Wie Kohl & Partner ist auch die Plattform Gesundheitswirtschaft für eine klare Positionierung auf betrieblicher Ebene und zum Ausgleich des Risikos die Entwicklung eines branchenübergreifendes Dienstleistungsclusters auf Destinationsebene.

Krankenhaus: Wachstumsspritze für die Wirtschaft
Die Studie "Krankenhaus: Wachstumsspritze für die Wirtschaft“ wurde von ao. Univ.-Prof. MMag. Dr. Gottfried Haber vom Institut für Volkswirtschaft an der Alpen-Adria-Universität Klagenfurt im Auftrag der Vinzenz Gruppe erstellt.
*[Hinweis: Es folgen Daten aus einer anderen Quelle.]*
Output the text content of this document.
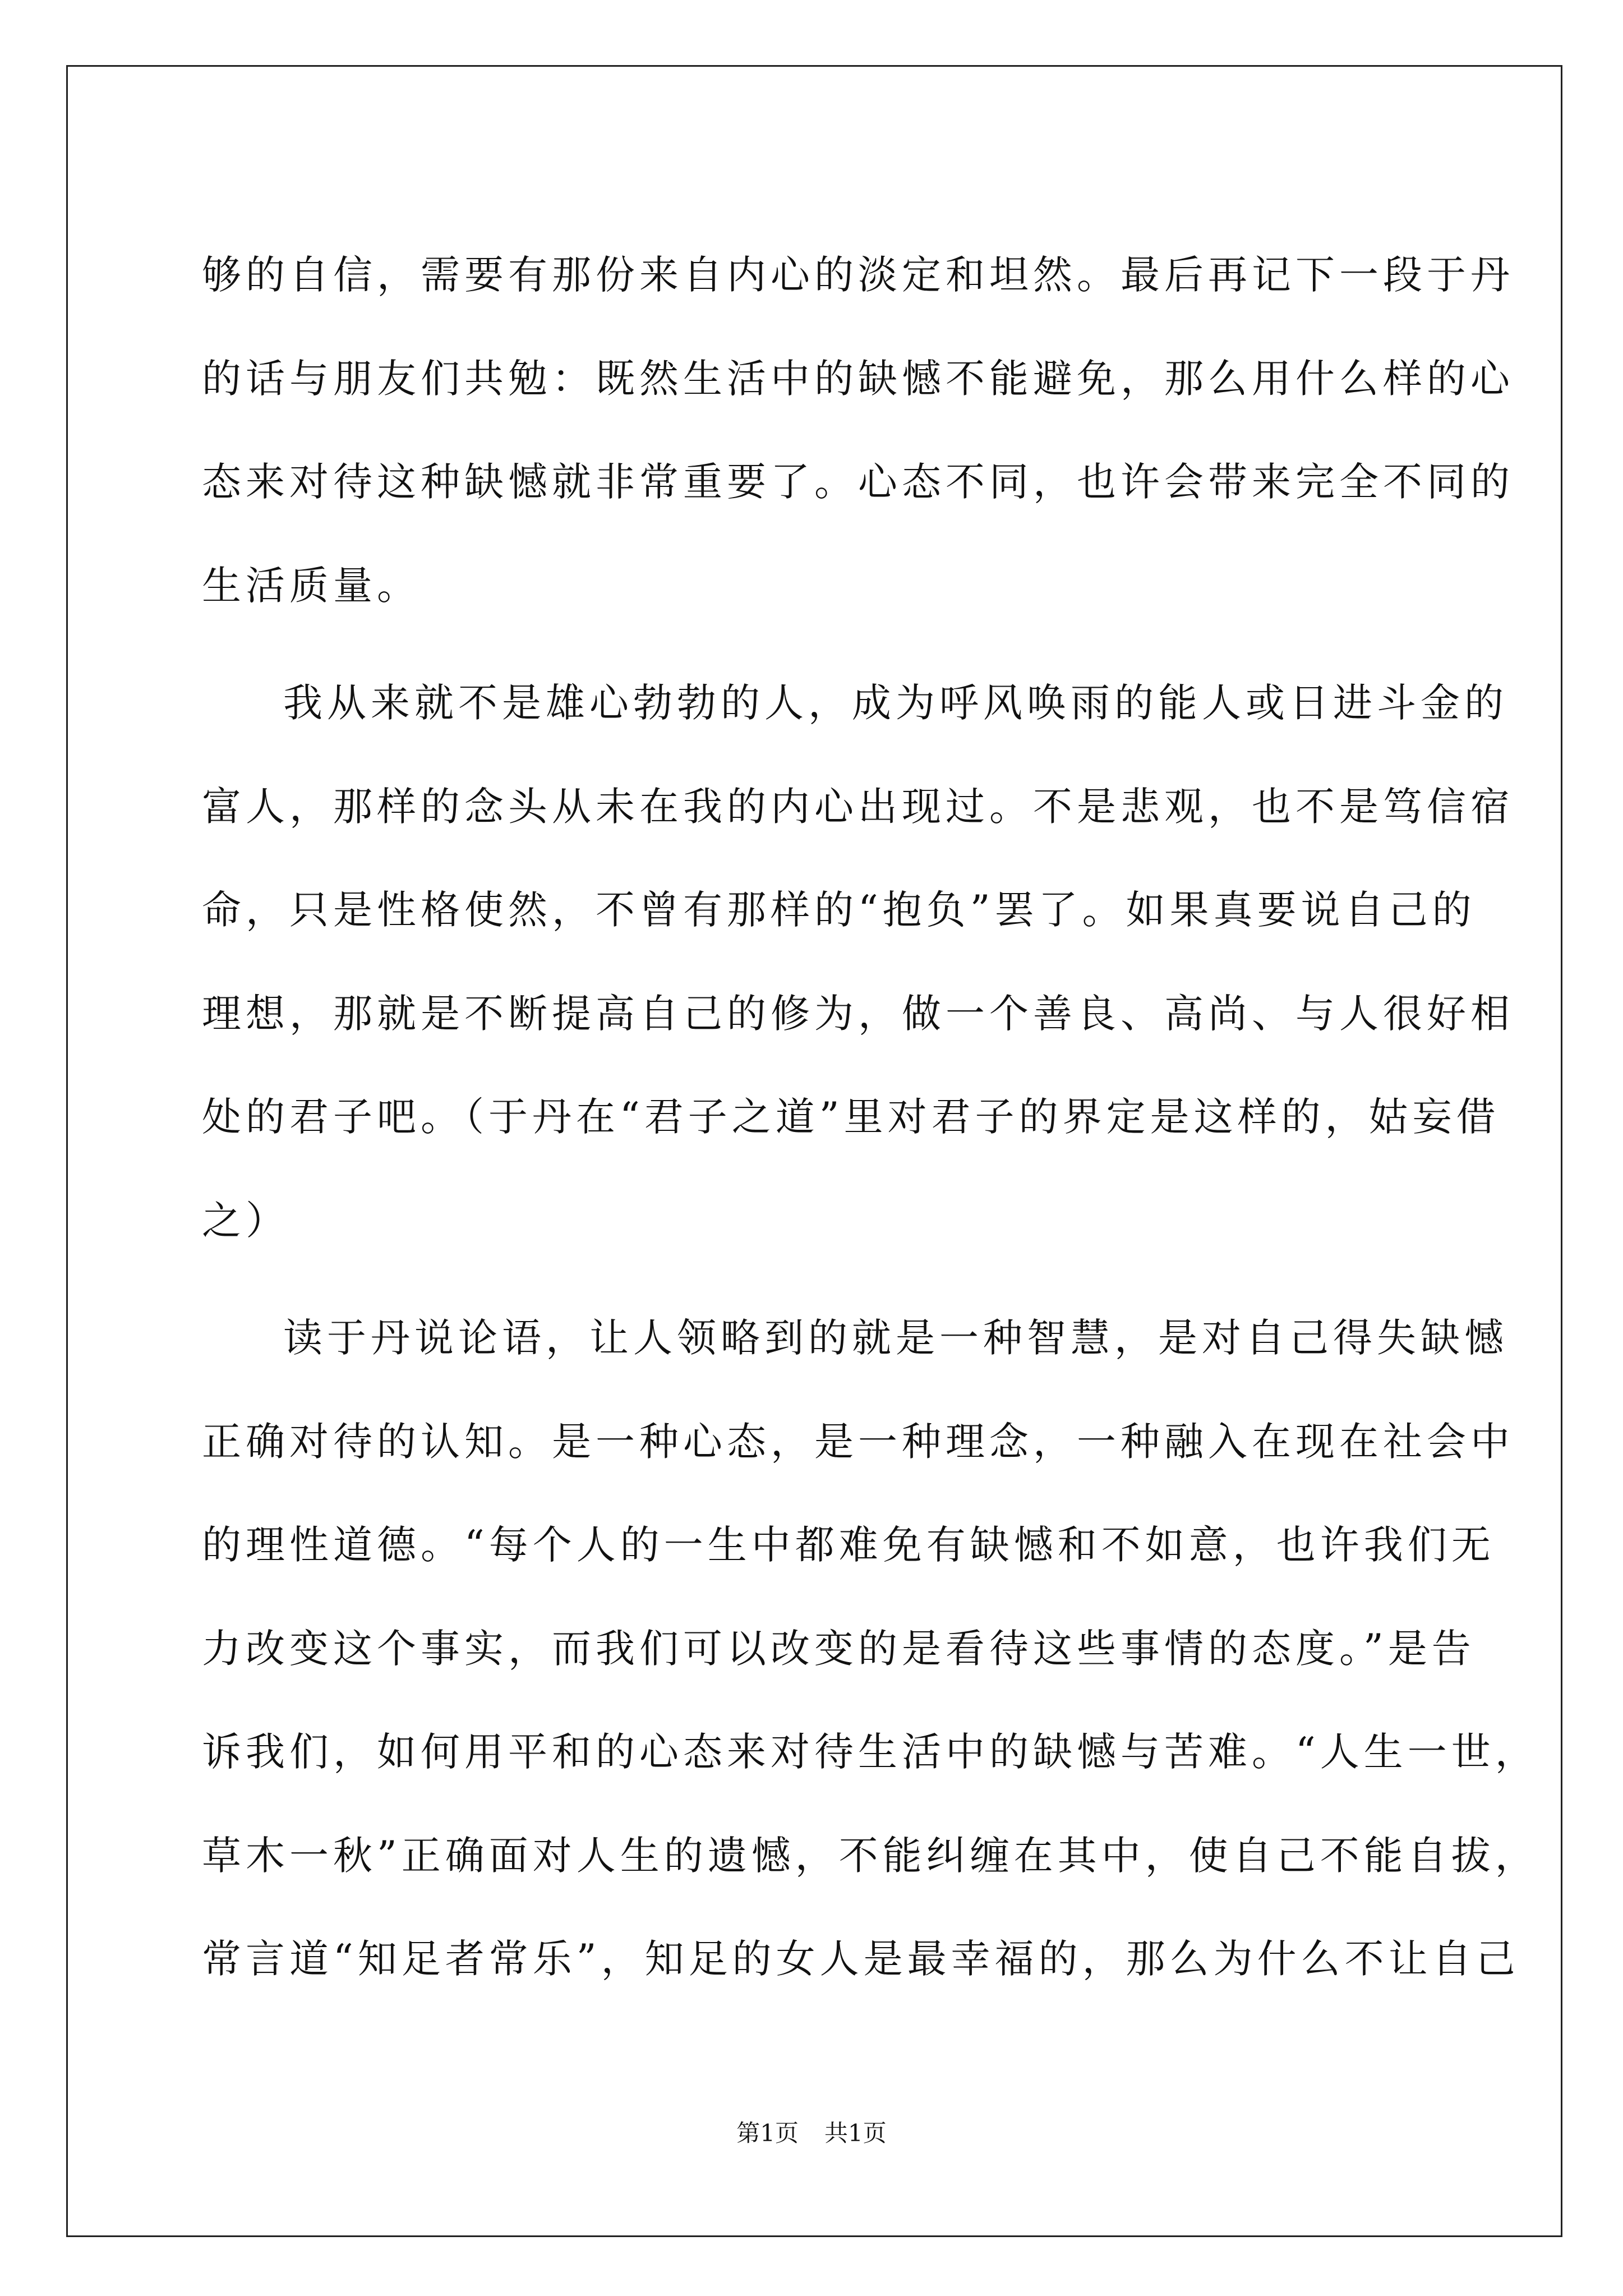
够的自信，需要有那份来自内心的淡定和坦然。最后再记下一段于丹
的话与朋友们共勉：既然生活中的缺憾不能避免，那么用什么样的心
态来对待这种缺憾就非常重要了。心态不同，也许会带来完全不同的
生活质量。
我从来就不是雄心勃勃的人，成为呼风唤雨的能人或日进斗金的
富人，那样的念头从未在我的内心出现过。不是悲观，也不是笃信宿
命，只是性格使然，不曾有那样的“抱负”罢了。如果真要说自己的
理想，那就是不断提高自己的修为，做一个善良、高尚、与人很好相
处的君子吧。（于丹在“君子之道”里对君子的界定是这样的，姑妄借
之）
读于丹说论语，让人领略到的就是一种智慧，是对自己得失缺憾
正确对待的认知。是一种心态，是一种理念，一种融入在现在社会中
的理性道德。“每个人的一生中都难免有缺憾和不如意，也许我们无
力改变这个事实，而我们可以改变的是看待这些事情的态度。”是告
诉我们，如何用平和的心态来对待生活中的缺憾与苦难。“人生一世，
草木一秋”正确面对人生的遗憾，不能纠缠在其中，使自己不能自拔，
常言道“知足者常乐”，知足的女人是最幸福的，那么为什么不让自己
第1页 共1页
Sie misst die Wirkung der 270 österreichischen Spitäler auf heimische Wertschöpfung und Beschäftigung.

Die Studie unterstützt ein wichtiges Anliegen der Plattform Gesundheitswirtschaft: Anstelle einer von Ängsten geprägten politischen Diskussion "Gesundheit“ wieder positiv besetzen. Gesundheitsausgaben müssen auch im Zusammenhang mit ihren positiven Wirkungen auf Wirtschaft und Beschäftigung gesehen werden.
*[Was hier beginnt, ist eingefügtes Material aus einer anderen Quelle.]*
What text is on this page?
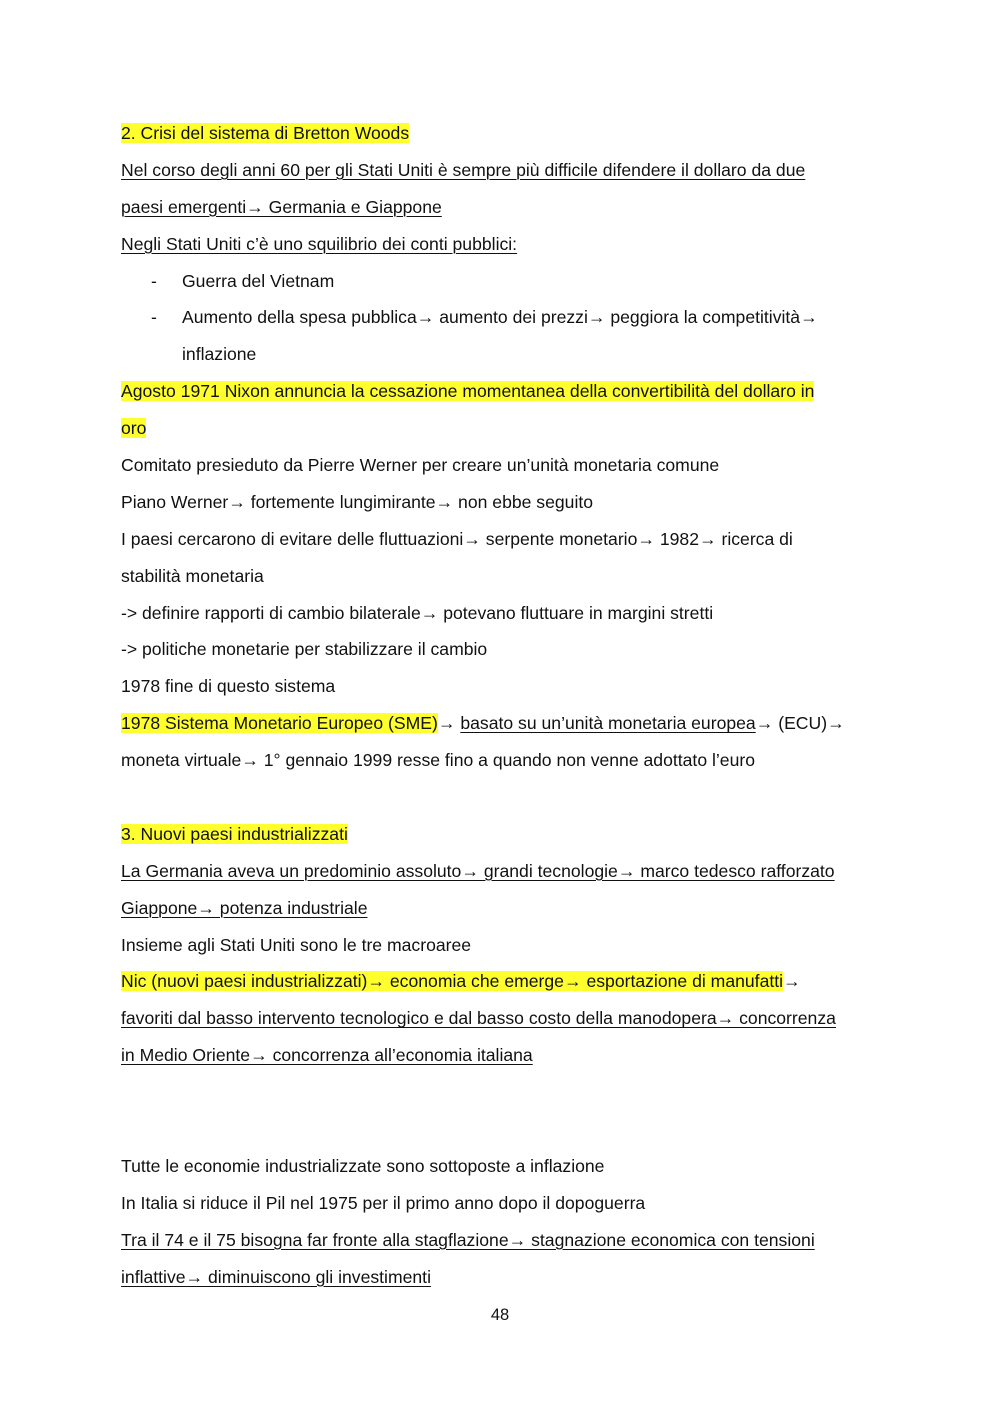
2. Crisi del sistema di Bretton Woods
Nel corso degli anni 60 per gli Stati Uniti è sempre più difficile difendere il dollaro da due
paesi emergenti→ Germania e Giappone
Negli Stati Uniti c’è uno squilibrio dei conti pubblici:
- Guerra del Vietnam
- Aumento della spesa pubblica→ aumento dei prezzi→ peggiora la competitività→
inflazione
Agosto 1971 Nixon annuncia la cessazione momentanea della convertibilità del dollaro in
oro
Comitato presieduto da Pierre Werner per creare un’unità monetaria comune
Piano Werner→ fortemente lungimirante→ non ebbe seguito
I paesi cercarono di evitare delle fluttuazioni→ serpente monetario→ 1982→ ricerca di
stabilità monetaria
-> definire rapporti di cambio bilaterale→ potevano fluttuare in margini stretti
-> politiche monetarie per stabilizzare il cambio
1978 fine di questo sistema
1978 Sistema Monetario Europeo (SME)→ basato su un’unità monetaria europea→ (ECU)→
moneta virtuale→ 1° gennaio 1999 resse fino a quando non venne adottato l’euro
3. Nuovi paesi industrializzati
La Germania aveva un predominio assoluto→ grandi tecnologie→ marco tedesco rafforzato
Giappone→ potenza industriale
Insieme agli Stati Uniti sono le tre macroaree
Nic (nuovi paesi industrializzati)→ economia che emerge→ esportazione di manufatti→
favoriti dal basso intervento tecnologico e dal basso costo della manodopera→ concorrenza
in Medio Oriente→ concorrenza all’economia italiana
Tutte le economie industrializzate sono sottoposte a inflazione
In Italia si riduce il Pil nel 1975 per il primo anno dopo il dopoguerra
Tra il 74 e il 75 bisogna far fronte alla stagflazione→ stagnazione economica con tensioni
inflattive→ diminuiscono gli investimenti
48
Euro Health Consumer Index (EHCI) 2009
Im Euro Health Consumer Index (EHCI) 2009 werden 33 europäische Länder einem Komplett-Check unterzogen. In die Wertung einbezogen werden Patientenrecht, e-Health, Wartezeiten, Angebot und Reichweite der Behandlungsmethoden und der Zugang zu Medikamenten – 38 Indikatoren in sechs Bereichen. Österreich belegt den 4. Platz. Das ist gut, aber zu Spitzenergebnissen hat es seit 2007 nicht mehr gereicht

Was uns schon 2008 fehlte, sind die nötigen Punkte im Bereich e-Health. Gewinner im Bereich eHealth ist Portugal mit 67 Punkten gefolgt von Dänemark und den Niederlanden auf Platz 2. Portugal erzielt beste Ergebnisse in dem Bereich Vernetzung. Bei aller berechtigten Kritik an der Ergebnisqualität von Umfragen ist doch ein eindeutiger Trend zu erkennen. Österreich verpasst den Anschluss im Bereich Informations- und Kommunikationstechnologie. Weder verfügt das österreichische Gesundheitssystem bis dato über ein funktionierende elektronische Aufzeichnung bzw. Austausch von Patientendaten, noch über die Möglichkeit einer elektronischen Terminvereinbarung oder Medikation. Jahrelange Diskussionen müssen endlich ein Ende finden und effiziente Umsetzungsmaßnahmen erarbeitet werden.